Making Peace by Exposing Sin
by Roy Atwood
(This is an excerpt from his article:)
First, God not only permits public exposure
of sin, but He positively requires it in His Word. Moses made idolators
public examples (Deut.13:6-11), Isaiah publicly revealed the transgressions
and sins of God's people (Isaiah 58:1), Ezekiel exposed Israel's abominations
(Ezekiel 16:2, 23:36), and Paul sternly warned Christians to not only avoid
fellowship with the unfruitful works of darkness, but to reprove them (Eph.
5:11). God Himself will disclose every vile secret of mankind on
the final and awful day of judgment (Rom 2:16).
In 1843 J.R. McDowell, editor of McDowell's
Journal (NY) and a minister of the gospel, wrote one of the few biblical
defenses of journalistic exposures of sin. Unlike the sensation-mongering
"penny papers" of his day, McDowell's monthly based its exposes on the
fact that the Bible taught and practiced from Genesis to Revelation the public
condemnation of sin. Biblically our duty is, McDowell concluded,
"to expose licentiousness." To shirk our duty and to permit sin to have
the field without rebuke is to mock the holiness of God. Failure
to expose sin obliterates the sharp antithesis God has placed between righteousness
and unrighteousness.
Second, the Bible also teaches that we must temper
our public revelations of sin with justice and humility. True justice
flows from obedience to the law of God, and God's Word reveals precisely
how we are to deal with our own sins and the sins of others. His
means perfectly fit His ends. He tells us, for example, when to speak
gently and privately to a brother struggling with sin and when to rebuke
the church and the nations for their (our) collective guilt. As McDowell
observed, "The code of criminal law proscribed by every civilized and Christian
government, requires the most diligent and energetic efforts to detect,
expose and punish vice. . . . It is only upon the
detection and punishment of vice, that the peace and safety of society
depend. Banish from the community the vigilance of Police by day,
and of a Watch by night . . . in short, abolish the whole
system of means and measures, or powers and functions, organized for the
detection, exposure, and punishment of vice. And then shall you see
commence the Reign of Terror and the Misrule of Anarchy." At the same time,
the Bible tells us not to expose vice in self-righteousness (for so we
condemn ourselves; see Matt. 7), but to declare the judgment of God
against sin and to preach God's grace to sinners. The daily litany
of public sin in the news should not improve our self-esteem ("Gee, I'm
not nearly as sinful as that miserable man!"), but remind us that we stand
personally and corporately guilty before a righteous God ("Lord have mercy
on us").
And third, God uses the public exposure of sin
to bring us to repentance and faith. Revelations of sin that merely
provide fodder for gossip and profit from another's misery are themselves
sins worthy of public revelation and repentance. All reporters who
hound lawbreakers for the sake of ratings and profits, and all audiences
who devour titillating scraps of scandal for their own perverted pleasure
are equally guilty of gross public sin. Without repentance and faith
as its goal, the public exposure of sin is just one more sin. In
fact, the Scriptures inextricably link the revelation of sin with the call
to repentance. For example, the apostle Peter, after he told the
crowds on the Day of Pentecost that they were guilty of crucifying Jesus,
said, "Save yourselves from this crooked age" and "repent and be baptized,
every one of you, in the name of Jesus the Messiah for the forgiveness
of your sins" (Acts 2:36-41).
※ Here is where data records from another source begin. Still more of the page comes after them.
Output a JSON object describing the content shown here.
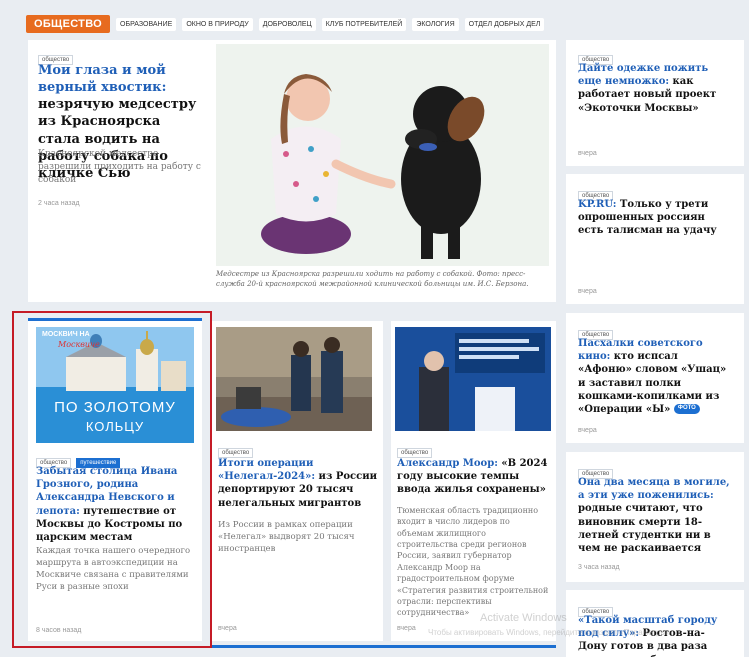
{
  "nav": {
    "section": "ОБЩЕСТВО",
    "links": [
      "ОБРАЗОВАНИЕ",
      "ОКНО В ПРИРОДУ",
      "ДОБРОВОЛЕЦ",
      "КЛУБ ПОТРЕБИТЕЛЕЙ",
      "ЭКОЛОГИЯ",
      "ОТДЕЛ ДОБРЫХ ДЕЛ"
    ]
  },
  "feature": {
    "tag": "общество",
    "headline_lead": "Мои глаза и мой верный хвостик:",
    "headline_rest": " незрячую медсестру из Красноярска стала водить на работу собака по кличке Сью",
    "lede": "Красноярской медсестре разрешили приходить на работу с собакой",
    "time": "2 часа назад",
    "caption": "Медсестре из Красноярска разрешили ходить на работу с собакой. Фото: пресс-служба 20-й красноярской межрайонной клинической больницы им. И.С. Берзона."
  },
  "right": [
    {
      "tag": "общество",
      "headline_lead": "Дайте одежке пожить еще немножко:",
      "headline_rest": " как работает новый проект «Экоточки Москвы»",
      "time": "вчера"
    },
    {
      "tag": "общество",
      "headline_lead": "KP.RU:",
      "headline_rest": " Только у трети опрошенных россиян есть талисман на удачу",
      "time": "вчера"
    },
    {
      "tag": "общество",
      "headline_lead": "Пасхалки советского кино:",
      "headline_rest": " кто испсал «Афоню» словом «Ушац» и заставил полки кошками-копилками из «Операции «Ы»",
      "badge": "ФОТО",
      "time": "вчера"
    },
    {
      "tag": "общество",
      "headline_lead": "Она два месяца в могиле, а эти уже поженились:",
      "headline_rest": " родные считают, что виновник смерти 18-летней студентки ни в чем не раскаивается",
      "time": "3 часа назад"
    },
    {
      "tag": "общество",
      "headline_lead": "«Такой масштаб городу под силу»:",
      "headline_rest": " Ростов-на-Дону готов в два раза увеличить объем"
    }
  ],
  "card_tour": {
    "promo_small": "МОСКВИЧ НА",
    "promo_brand": "Москвиче",
    "promo_line1": "ПО ЗОЛОТОМУ",
    "promo_line2": "КОЛЬЦУ",
    "tag": "общество",
    "tag2": "ПУТЕШЕСТВИЕ",
    "headline_lead": "Забытая столица Ивана Грозного, родина Александра Невского и лепота:",
    "headline_rest": " путешествие от Москвы до Костромы по царским местам",
    "lede": "Каждая точка нашего очередного маршрута в автоэкспедиции на Москвиче связана с правителями Руси в разные эпохи",
    "time": "8 часов назад"
  },
  "card_migrants": {
    "tag": "общество",
    "headline_lead": "Итоги операции «Нелегал-2024»:",
    "headline_rest": " из России депортируют 20 тысяч нелегальных мигрантов",
    "lede": "Из России в рамках операции «Нелегал» выдворят 20 тысяч иностранцев",
    "time": "вчера"
  },
  "card_moor": {
    "tag": "общество",
    "headline_lead": "Александр Моор:",
    "headline_rest": " «В 2024 году высокие темпы ввода жилья сохранены»",
    "lede": "Тюменская область традиционно входит в число лидеров по объемам жилищного строительства среди регионов России, заявил губернатор Александр Моор на градостроительном форуме «Стратегия развития строительной отрасли: перспективы сотрудничества»",
    "time": "вчера"
  },
  "watermark": {
    "line1": "Activate Windows",
    "line2": "Чтобы активировать Windows, перейдите в раздел «Параметры»."
  }
}
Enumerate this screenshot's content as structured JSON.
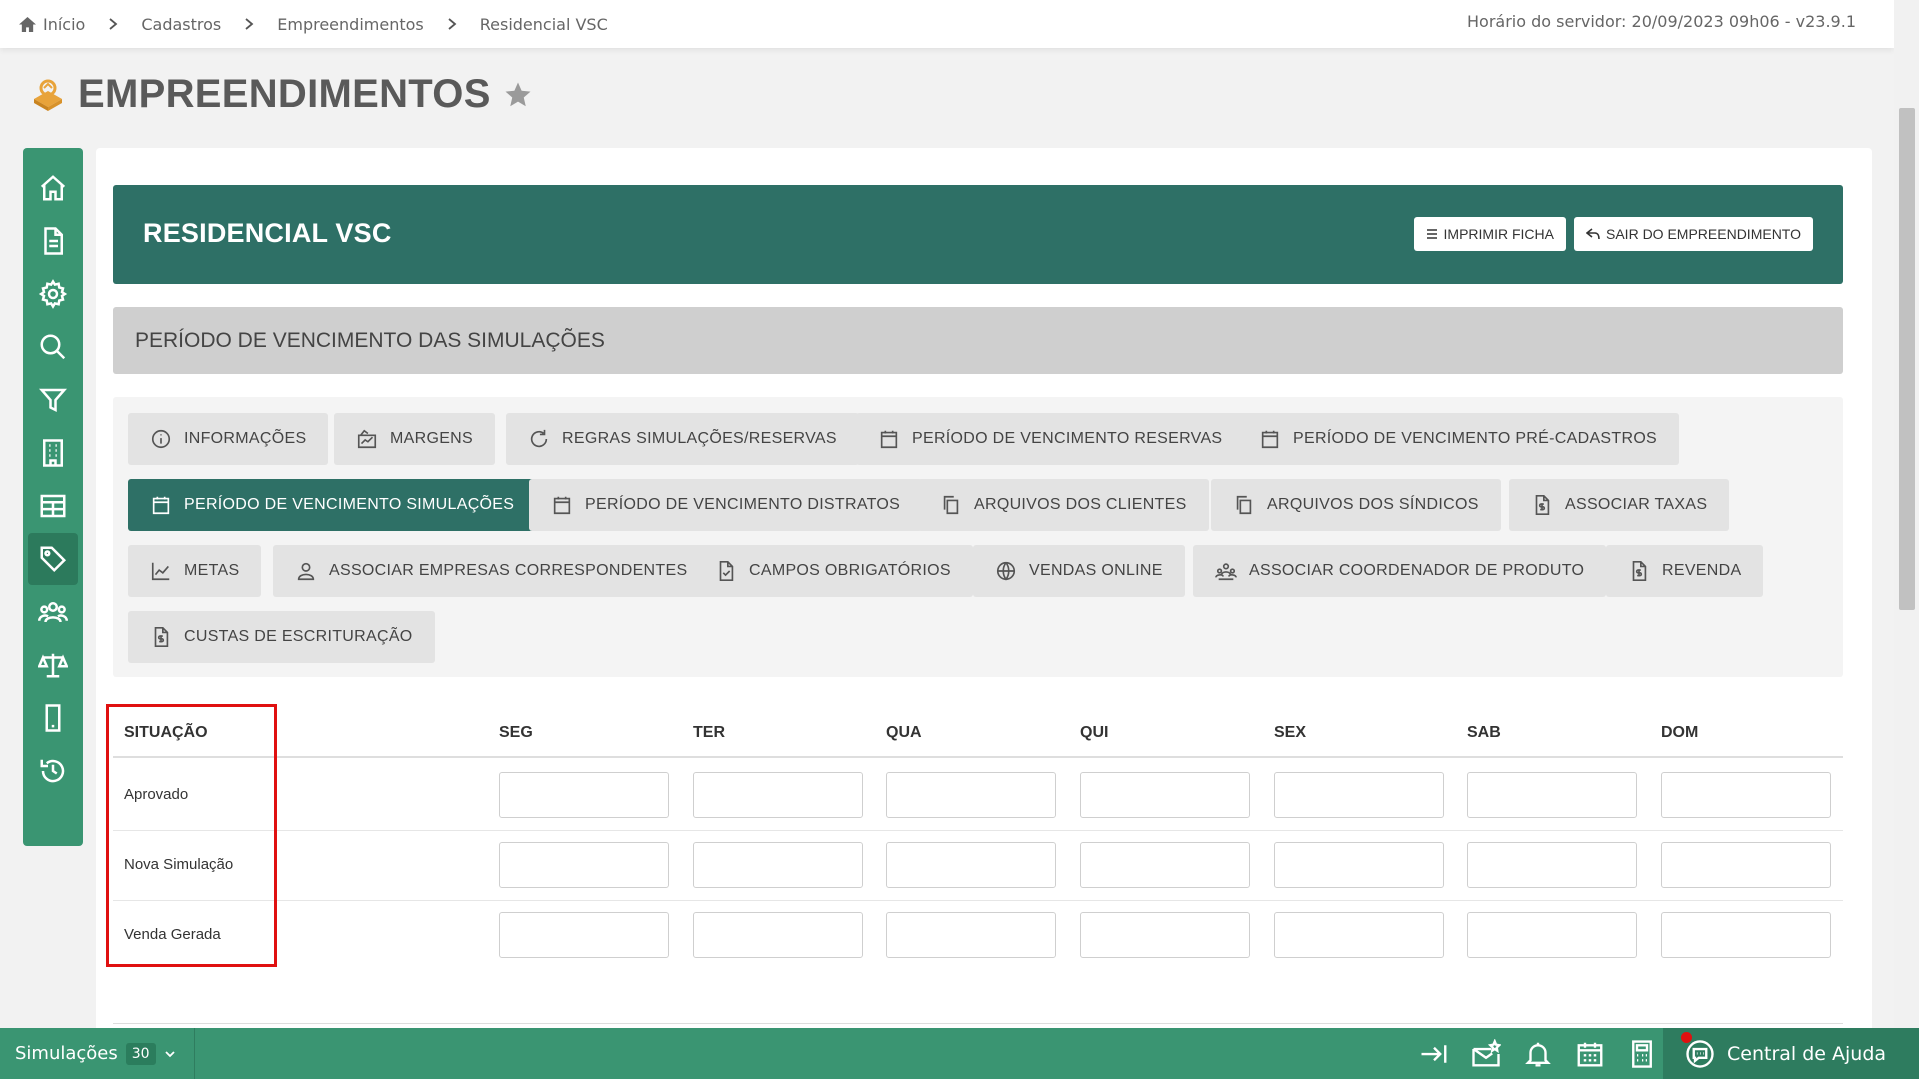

Knowledge of our sin is not enough.
Only the washing away of our sins by Christ's righteousness will save
us from all our sins, exposed or secret.
McDowell summed up the issue this way: "Those
therefore who oppose the detection and exposure of vice, must see that
they are acting in opposition to the best interests of society, and to
the collective wisdom and experience of legislators in every age of the
world. But this is not all: Such opposers must find themselves acting
in fearful opposition to the Precept and Practice of the Bible, and of
the Bible's God."
We must not conceal, therefore, the vile sins
of many ours, mine, or OJ's. Rather, we should repent from the failure
of our news media and our churches our failure to call sinners so exposed
to repent and to make peace with The Only One Who Forgives All Our Sins.